State of the Union: How Obama changed over six speeches
- Published
Exactly six years after his inauguration, President Barack Obama offers Congress and the nation another State of the Union address. A look at these annual speeches reveals the rising and falling fortunes of the president's tumultuous time in office.
As Mario Cuomo, the two-term governor of New York who died earlier this month, once said: "You campaign in poetry. You govern in prose." If so, Mr Obama's 20 January, 2009, inaugural address was the final speech of the historic 2008 presidential campaign, emphasising hope and opportunity over specific policy goals.
"On this day, we gather because we have chosen hope over fear, unity of purpose over conflict and discord," Mr Obama said from the steps of the US Capitol. "On this day, we come to proclaim an end to the petty grievances and false promises, the recriminations and worn-out dogmas that for far too long have strangled our politics."

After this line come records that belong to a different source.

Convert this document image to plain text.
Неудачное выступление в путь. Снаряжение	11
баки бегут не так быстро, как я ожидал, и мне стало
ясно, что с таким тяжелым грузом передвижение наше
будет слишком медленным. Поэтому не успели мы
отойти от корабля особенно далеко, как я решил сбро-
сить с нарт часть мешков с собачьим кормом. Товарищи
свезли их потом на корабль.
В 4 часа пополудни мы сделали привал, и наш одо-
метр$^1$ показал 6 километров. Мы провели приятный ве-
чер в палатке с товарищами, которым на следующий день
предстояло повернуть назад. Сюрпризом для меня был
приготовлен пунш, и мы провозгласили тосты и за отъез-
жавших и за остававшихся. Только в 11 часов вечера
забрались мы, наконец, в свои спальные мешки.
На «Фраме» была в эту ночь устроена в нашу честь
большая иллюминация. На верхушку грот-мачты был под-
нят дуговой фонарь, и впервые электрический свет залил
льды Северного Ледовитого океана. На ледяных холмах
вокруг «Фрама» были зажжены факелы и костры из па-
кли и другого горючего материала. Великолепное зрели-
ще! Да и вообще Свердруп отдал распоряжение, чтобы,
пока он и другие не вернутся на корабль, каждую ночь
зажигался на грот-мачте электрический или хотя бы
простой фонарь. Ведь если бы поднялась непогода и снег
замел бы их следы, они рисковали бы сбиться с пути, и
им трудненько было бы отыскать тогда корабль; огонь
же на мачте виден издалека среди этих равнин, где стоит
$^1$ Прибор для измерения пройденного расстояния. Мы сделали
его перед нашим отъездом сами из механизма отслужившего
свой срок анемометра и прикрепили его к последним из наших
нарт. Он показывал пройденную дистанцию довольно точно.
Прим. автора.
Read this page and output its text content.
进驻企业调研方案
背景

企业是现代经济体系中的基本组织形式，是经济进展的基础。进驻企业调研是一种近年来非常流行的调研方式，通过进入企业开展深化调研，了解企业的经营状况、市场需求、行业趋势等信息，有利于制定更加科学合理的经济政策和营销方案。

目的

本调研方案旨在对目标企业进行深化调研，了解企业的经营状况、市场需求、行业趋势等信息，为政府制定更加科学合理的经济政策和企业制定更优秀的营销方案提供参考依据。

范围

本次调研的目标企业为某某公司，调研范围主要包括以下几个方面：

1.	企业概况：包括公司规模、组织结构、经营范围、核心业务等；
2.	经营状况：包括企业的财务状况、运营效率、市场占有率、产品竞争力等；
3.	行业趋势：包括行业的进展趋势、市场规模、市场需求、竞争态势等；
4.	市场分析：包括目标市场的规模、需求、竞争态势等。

In an address to a joint session of Congress Mr Obama made a month later - a State of the Union in all but name - the president made a more workman-like effort, setting a tone and style he would largely follow in all of his congressional addresses. He talked of the need to rebuild the economy, then in the midst of a severe downturn, and touted the $787bn [£518bn] stimulus spending law the Democratic-controlled Congress had just passed.
In those early months of his presidency, Mr Obama was at the height of his power. With approval ratings in the mid-60s and sizable majorities in both the House of Representatives and the Senate, he and his party firmly controlled the levers of power.
During his February speech the president laid out an ambitious agenda. He endorsed financial regulation reform, an overhaul of the nation's health insurance system and a cap-and-trade plan for regulating greenhouse gasses. He also pledged to end the US war in Iraq and close the Guantanamo Bay detention centre.
Mr Obama again addressed Congress in September of 2009 to help push healthcare reform through Congress, but by his first formal State of the Union Address in 2010, storm clouds were on the horizon.
The public was wary of the increasing budget deficits and an economy that was still reeling. While the recession had officially ended in June 2009, the unemployment rate wouldn't come down from its peak of 9.9% until April 2010. The president pledged a government spending freeze and cuts to unaffordable or unnecessary programmes.
Although later that year the Democrats narrowly passed healthcare and financial sector reform, it would be the last legislative achievement for Mr Obama's party. Cap-and-trade was all but dead, and Republicans blocked action on Guantanamo. The grass-roots conservative Tea Party movement was growing in strength, and it would sweep Republicans to control of the House of Representatives in the 2010 mid-term elections
The president's next two State of the Union addresses, and a September 2011 address to Congress on jobs legislation, would be more reactive in nature. His proposals would remain largely unpassed.
After winning re-election the president in his 2013 State of the Union address called for an increase in the minimum wage, more funding for college education and climate change legislation. The speech was dominated by talk of firearm regulation, however, on the heels of the attack that left 20 children and six adults dead in a Newtown, Connecticut, elementary school.
With Republicans still in control in the House, however, none of these policy items would become law.
By his 2014 State of the Union address, the president seemed resigned to the fact that none of his legislative priorities would be endorsed by Congress. His approval ratings had sunk to new lows, thanks in part to a botched rollout of the healthcare.gov website the previous autumn.
The president's speech focused primarily on things he could accomplish without congressional approval, such as limited immigration reform and greenhouse gas regulation. The "unity of purpose" the president spoke of in 2009 seemed a distant memory.
Now, exactly six years after his first inaugural address, the president - his dark hair now generously peppered with grey - speaks to the US people, and Congress, again. For the first time in his presidency, thanks to his party's rout in the 2014 mid-term elections, he faces a legislature wholly controlled by his political opponents.
Perhaps counter-intuitively this development may more clearly define the president's remaining power. Where over the past four years he could count on the Democratic Senate to snarl Republican plans hatched in the Republican House of Representatives, the chance that legislation he finds unappealing reaches his desk is now considerably greater.
He may finally find it necessary to wield one of the most powerful weapons in the presidential arsenal, the veto.
The president's standing with the American people may be on the upturn, as well. His approval ratings have rebounded from the lows that helped seal his party's fate last year. The employment rate continues to decline, reaching 5.6% in December.
The president is now fully on the defence in Congress, but he appears willing to counter-punch, with revamped proposals to make higher education more affordable and reform the tax structure. Whether it makes any difference to how the Republicans go about their agenda over the next year remains to be seen, however.
The reality is that this likely is the last real chance the president has to use a high-profile speech to put his imprint on US politics and policy. He has one more State of the Union address to give, in January 2016, but by then the race to succeed him in office will be in full swing. Both parties will be in the midst of choosing new standard-bearers, and legislative action will grind to a halt.
By then all eyes will be focused on the identity of the next person who will speak to the nation from the steps of the Capitol.